I was torn on whether or not to review this album. From the first listen I knew that it was something awesome and unique that alternative audiences will love, but I didn’t know if I could do it justice. I must admit that I have not listened to alternative music since the 90s. Once I heard punk, there was no going back.
Anyway, I thought that not reviewing this album would be a disservice to both the band and my readers who wouldn’t hear these guys any other way. Late Bloomer’s self-titled debut album is an alternative, experimental, rock record that has no constraints. Through the distortion and the great bass lines and the super unique layered vocals, the main element that grabs the listener is their attitude. These guys are playing and recording these songs because they love it, they would be doing the same thing even if no one listened.

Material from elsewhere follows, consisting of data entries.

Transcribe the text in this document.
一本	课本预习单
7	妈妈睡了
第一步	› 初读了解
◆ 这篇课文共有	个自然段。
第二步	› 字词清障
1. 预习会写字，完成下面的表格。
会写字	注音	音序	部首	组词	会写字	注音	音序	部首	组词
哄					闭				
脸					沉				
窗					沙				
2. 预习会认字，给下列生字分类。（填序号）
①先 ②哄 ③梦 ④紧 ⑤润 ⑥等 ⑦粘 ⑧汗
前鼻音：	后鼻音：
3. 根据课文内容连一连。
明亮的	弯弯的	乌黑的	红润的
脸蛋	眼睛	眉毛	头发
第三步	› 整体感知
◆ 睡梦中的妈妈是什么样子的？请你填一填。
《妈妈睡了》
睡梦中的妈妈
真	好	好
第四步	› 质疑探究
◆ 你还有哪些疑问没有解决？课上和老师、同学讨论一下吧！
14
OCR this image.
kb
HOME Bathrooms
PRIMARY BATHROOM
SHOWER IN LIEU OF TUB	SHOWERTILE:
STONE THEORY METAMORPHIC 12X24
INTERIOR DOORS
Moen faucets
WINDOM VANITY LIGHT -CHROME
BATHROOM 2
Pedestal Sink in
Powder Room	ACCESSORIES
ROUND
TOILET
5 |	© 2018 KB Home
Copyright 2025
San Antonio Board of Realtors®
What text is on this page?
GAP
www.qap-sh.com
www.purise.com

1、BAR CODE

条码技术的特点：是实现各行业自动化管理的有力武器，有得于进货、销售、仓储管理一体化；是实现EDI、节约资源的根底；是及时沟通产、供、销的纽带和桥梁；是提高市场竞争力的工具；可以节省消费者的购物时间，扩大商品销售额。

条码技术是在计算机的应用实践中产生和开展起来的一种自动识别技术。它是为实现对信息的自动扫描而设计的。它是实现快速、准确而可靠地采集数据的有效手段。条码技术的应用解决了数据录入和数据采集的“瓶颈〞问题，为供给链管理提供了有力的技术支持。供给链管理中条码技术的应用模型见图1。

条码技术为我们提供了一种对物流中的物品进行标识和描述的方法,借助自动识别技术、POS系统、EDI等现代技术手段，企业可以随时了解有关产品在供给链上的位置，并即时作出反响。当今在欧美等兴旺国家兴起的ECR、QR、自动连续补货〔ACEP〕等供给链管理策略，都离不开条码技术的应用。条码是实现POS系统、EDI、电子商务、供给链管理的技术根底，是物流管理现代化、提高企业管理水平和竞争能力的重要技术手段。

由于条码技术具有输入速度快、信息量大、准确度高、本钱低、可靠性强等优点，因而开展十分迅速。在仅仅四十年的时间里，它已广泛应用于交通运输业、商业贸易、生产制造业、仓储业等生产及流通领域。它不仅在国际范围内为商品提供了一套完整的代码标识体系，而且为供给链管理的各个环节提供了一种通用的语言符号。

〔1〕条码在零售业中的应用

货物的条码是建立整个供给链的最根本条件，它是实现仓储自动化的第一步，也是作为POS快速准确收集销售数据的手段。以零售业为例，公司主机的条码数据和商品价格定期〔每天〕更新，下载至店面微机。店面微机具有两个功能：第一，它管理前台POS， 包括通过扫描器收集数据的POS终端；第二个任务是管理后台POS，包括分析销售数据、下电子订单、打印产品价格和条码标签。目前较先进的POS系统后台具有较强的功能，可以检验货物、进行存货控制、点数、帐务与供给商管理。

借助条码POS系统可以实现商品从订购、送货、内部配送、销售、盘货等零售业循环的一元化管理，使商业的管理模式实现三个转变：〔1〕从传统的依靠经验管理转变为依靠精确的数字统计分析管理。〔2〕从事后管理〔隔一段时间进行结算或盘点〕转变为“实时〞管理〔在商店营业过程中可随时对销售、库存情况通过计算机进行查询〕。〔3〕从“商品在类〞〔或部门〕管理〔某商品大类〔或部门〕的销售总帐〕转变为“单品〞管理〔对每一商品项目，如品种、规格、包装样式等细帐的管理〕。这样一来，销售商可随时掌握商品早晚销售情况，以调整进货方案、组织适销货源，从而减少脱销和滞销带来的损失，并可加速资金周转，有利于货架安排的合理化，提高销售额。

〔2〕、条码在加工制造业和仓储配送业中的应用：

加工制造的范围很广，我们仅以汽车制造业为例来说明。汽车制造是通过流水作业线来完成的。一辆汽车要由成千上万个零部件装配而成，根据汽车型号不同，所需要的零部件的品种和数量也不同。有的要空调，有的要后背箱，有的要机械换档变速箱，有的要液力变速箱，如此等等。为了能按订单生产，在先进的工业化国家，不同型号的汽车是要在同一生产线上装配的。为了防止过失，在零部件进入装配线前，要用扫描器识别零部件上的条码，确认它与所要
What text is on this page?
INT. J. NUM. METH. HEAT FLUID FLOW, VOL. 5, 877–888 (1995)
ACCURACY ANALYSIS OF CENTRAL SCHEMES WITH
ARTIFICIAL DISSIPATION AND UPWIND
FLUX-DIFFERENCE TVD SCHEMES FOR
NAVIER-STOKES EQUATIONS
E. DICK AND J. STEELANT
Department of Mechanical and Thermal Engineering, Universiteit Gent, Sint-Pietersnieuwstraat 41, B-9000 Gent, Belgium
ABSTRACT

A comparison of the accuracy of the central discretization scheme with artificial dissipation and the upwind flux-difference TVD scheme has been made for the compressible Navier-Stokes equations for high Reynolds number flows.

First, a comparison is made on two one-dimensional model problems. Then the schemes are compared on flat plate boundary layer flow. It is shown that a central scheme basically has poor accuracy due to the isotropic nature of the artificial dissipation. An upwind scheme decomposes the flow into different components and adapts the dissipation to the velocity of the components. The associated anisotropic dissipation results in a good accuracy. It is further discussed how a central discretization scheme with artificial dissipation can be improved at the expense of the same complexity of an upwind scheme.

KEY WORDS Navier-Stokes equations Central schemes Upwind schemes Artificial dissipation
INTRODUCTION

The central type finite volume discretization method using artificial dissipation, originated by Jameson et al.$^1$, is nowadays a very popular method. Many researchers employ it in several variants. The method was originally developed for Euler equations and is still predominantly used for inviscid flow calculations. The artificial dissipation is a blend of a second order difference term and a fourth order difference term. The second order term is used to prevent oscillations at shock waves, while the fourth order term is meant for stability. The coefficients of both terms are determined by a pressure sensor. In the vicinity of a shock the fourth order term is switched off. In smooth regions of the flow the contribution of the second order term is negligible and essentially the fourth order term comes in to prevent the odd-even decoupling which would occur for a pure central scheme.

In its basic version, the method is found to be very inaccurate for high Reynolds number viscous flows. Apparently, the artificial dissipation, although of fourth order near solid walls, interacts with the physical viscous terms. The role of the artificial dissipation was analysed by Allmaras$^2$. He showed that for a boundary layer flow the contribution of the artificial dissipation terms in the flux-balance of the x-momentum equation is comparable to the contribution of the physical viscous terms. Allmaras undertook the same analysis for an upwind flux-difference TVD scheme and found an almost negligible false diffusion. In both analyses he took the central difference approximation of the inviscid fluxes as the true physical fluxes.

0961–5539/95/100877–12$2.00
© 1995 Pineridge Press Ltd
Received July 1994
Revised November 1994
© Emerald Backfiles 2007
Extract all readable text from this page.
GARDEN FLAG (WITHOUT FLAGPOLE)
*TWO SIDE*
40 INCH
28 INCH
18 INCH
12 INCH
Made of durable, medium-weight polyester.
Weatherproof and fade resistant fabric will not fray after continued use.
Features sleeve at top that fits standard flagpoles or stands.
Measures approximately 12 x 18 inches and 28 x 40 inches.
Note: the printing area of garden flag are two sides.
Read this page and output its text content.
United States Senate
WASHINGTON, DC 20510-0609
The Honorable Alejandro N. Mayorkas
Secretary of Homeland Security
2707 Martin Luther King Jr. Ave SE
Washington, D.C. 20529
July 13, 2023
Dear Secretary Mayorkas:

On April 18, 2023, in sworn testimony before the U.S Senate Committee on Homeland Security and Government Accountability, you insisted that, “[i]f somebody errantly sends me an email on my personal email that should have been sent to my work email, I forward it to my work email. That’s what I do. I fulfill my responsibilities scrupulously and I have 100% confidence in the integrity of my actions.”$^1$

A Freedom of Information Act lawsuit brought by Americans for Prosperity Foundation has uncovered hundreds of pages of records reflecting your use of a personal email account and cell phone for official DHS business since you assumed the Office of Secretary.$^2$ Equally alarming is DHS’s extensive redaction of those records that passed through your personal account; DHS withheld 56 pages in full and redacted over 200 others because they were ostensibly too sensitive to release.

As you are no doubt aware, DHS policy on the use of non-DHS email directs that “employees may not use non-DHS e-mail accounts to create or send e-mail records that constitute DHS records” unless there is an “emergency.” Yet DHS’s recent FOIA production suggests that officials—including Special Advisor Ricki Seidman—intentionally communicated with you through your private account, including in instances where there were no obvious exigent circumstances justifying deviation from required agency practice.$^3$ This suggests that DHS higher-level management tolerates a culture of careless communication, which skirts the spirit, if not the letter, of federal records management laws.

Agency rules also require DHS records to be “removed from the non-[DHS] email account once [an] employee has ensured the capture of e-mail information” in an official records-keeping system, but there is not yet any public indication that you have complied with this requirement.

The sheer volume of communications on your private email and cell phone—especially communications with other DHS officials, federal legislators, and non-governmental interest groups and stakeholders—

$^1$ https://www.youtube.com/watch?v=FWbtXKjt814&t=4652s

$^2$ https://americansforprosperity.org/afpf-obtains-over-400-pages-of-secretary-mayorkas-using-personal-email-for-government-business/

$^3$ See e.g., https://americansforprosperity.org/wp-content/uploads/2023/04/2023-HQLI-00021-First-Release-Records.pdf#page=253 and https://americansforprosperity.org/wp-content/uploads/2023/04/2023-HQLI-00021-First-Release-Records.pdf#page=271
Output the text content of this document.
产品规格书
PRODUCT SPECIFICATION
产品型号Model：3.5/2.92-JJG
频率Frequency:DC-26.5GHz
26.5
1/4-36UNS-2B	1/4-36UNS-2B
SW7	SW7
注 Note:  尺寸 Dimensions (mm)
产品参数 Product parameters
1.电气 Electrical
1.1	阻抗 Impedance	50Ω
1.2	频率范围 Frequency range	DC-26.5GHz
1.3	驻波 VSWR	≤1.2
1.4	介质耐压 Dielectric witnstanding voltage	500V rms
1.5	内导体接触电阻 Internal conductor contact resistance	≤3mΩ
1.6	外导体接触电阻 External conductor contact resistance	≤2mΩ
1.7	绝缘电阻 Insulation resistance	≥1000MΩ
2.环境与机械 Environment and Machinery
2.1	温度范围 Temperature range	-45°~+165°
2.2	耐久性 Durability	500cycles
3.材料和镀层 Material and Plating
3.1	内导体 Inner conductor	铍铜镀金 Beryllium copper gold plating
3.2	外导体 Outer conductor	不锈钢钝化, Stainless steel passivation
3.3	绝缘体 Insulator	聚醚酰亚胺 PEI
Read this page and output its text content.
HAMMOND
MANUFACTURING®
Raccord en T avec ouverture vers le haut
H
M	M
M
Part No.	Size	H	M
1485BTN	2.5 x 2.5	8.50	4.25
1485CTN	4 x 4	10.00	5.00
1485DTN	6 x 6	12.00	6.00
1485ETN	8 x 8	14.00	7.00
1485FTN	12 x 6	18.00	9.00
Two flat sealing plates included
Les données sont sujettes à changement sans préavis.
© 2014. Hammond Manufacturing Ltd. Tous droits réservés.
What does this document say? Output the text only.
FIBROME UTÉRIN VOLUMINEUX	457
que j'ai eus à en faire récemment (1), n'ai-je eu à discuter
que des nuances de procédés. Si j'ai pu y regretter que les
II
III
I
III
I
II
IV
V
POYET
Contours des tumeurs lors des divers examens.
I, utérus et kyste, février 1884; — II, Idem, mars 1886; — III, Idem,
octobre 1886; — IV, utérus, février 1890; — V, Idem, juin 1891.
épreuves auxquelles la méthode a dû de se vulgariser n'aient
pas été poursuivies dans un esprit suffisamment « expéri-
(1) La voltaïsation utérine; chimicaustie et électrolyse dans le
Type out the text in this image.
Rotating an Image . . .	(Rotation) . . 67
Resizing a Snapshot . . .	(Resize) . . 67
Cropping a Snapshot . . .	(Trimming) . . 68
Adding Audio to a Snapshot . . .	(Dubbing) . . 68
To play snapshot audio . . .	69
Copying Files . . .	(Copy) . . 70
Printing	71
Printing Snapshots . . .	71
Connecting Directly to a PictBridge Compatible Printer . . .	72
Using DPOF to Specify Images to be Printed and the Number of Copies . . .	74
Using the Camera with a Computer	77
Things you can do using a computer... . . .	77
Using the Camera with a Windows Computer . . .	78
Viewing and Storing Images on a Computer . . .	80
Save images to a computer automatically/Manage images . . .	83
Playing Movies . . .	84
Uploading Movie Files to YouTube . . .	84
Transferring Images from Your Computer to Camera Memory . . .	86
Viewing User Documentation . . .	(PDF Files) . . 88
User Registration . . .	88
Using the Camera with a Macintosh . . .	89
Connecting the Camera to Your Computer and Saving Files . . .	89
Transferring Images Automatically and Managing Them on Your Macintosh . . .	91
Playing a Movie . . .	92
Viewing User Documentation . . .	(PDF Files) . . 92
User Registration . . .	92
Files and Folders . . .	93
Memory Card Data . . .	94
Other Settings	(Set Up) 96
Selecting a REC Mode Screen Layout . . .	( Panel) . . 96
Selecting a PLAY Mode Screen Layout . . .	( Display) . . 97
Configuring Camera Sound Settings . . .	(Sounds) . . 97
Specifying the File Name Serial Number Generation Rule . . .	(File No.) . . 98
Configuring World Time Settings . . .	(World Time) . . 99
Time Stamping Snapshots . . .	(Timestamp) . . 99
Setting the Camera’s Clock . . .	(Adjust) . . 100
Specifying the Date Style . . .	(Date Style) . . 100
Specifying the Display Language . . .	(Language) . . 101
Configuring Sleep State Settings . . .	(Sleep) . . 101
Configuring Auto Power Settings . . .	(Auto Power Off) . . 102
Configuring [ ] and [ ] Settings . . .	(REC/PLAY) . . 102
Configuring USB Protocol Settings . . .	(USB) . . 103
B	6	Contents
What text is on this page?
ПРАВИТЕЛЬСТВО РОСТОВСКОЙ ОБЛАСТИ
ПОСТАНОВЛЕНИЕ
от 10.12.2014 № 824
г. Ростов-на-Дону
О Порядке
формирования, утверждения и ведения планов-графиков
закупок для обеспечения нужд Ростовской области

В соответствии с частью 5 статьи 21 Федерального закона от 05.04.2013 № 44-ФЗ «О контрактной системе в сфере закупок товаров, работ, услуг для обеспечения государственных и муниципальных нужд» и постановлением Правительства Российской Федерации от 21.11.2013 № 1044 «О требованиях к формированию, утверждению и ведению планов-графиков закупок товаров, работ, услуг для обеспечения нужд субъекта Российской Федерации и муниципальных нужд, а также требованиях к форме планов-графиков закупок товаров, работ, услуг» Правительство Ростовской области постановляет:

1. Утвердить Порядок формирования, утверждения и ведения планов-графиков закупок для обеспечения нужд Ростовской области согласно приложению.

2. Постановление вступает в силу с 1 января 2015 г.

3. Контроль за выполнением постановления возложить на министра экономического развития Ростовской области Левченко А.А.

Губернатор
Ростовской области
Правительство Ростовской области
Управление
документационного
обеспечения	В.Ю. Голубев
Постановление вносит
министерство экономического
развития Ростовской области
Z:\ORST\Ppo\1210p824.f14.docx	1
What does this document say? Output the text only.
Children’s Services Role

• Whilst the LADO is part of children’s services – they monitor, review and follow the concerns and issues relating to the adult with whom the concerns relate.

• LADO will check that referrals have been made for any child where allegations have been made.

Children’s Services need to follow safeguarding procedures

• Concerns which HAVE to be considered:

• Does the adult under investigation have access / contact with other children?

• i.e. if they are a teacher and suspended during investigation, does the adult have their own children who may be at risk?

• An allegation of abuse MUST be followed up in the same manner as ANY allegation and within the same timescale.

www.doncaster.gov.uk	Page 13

But, because these songs are damned good, there will be plenty of people listening.
Each of the three band members writes and sings allowing for a varying sound on each track, yet the whole album fits together perfectly. On this album the band allows itself the freedom to go from the slight absurd to the touching. The first track, Reality, kicks off the album and grabs everyone’s attention. Precious Moments is one of the slightly absurd tracks, that has killer bass lines. When picking out a favorite track I cannot decided between White Lines and Wherever. White Lines is catchy upbeat and a bit twangy while Wherever begins slow and evolves as the track progresses.
Late Bloomer’s sound fits well with the 80s and 90s bands that gave birth to grunge. Those bands that were experimental and gritty – The Meat Puppets, Dinosaur Jr., The Melvins, The Butthole Surfers – the bands who are grouped together not because their sounds are similar, but because their attitude towards music was cohesive.